There's a lot of guff on this thread. Here is my two cents worth -
1. The opinion has been stated that indicators must be worthless because you can get them for free; why would anyone let you know what they were for free if they worked? I suggest you read "Way of the Turtle" by Curtis Faith. In it, he details how a class of 20 students were taught a precise way to trade, which was unambiguous and unequivocal. When let loose in the markets, only 20-50 pct of these students actually followed the very clear rules given them, which would have made them a fortune. In other words, you could tell 1,000 people a profitable trading strategy for free and the majority would just ignore it anyway.
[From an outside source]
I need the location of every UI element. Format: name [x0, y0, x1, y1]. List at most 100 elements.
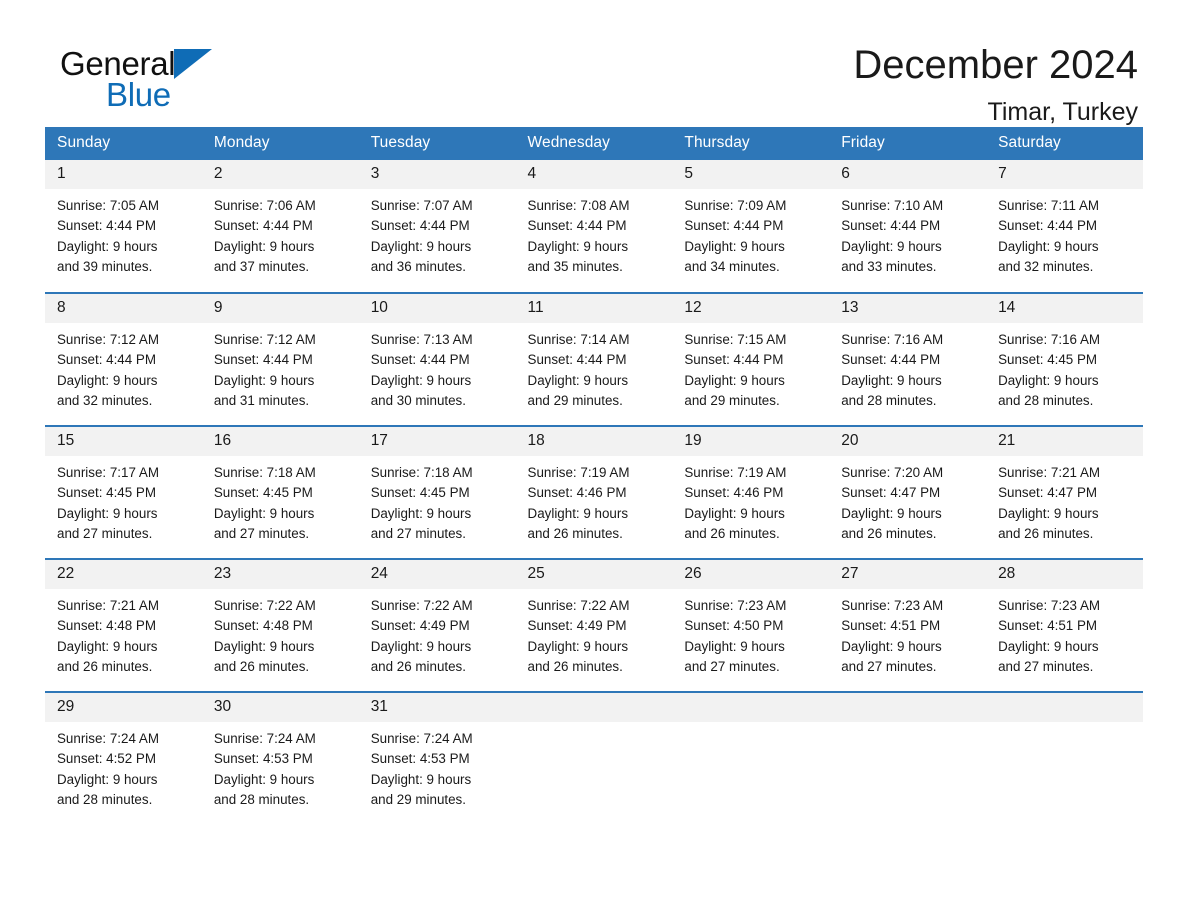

2. How can you possibly know the value of an indicator without determining your exit strategy beforehand? Most trades will be in the money at some point and out of the money at another - how you get out of the trade determines the value of the indicator. In "Trade your way to Financial Freedom", Van Tharp details how a random entry system can make money, using suitable exit criteria.. these revolve more around money management than anything else.
I find entry a small part of the trade - knowing what to do if the trade starts to move in your favour is more challenging.. trailing stop loss? targeted profit point? combination of the two? For this reason, I believe it's impossible to "prove" indicators are worthless, any more than any statistic is worthless (e.g. GDP growth last year was +3pct, now it's -1pct - is GDP as a figure worthless??)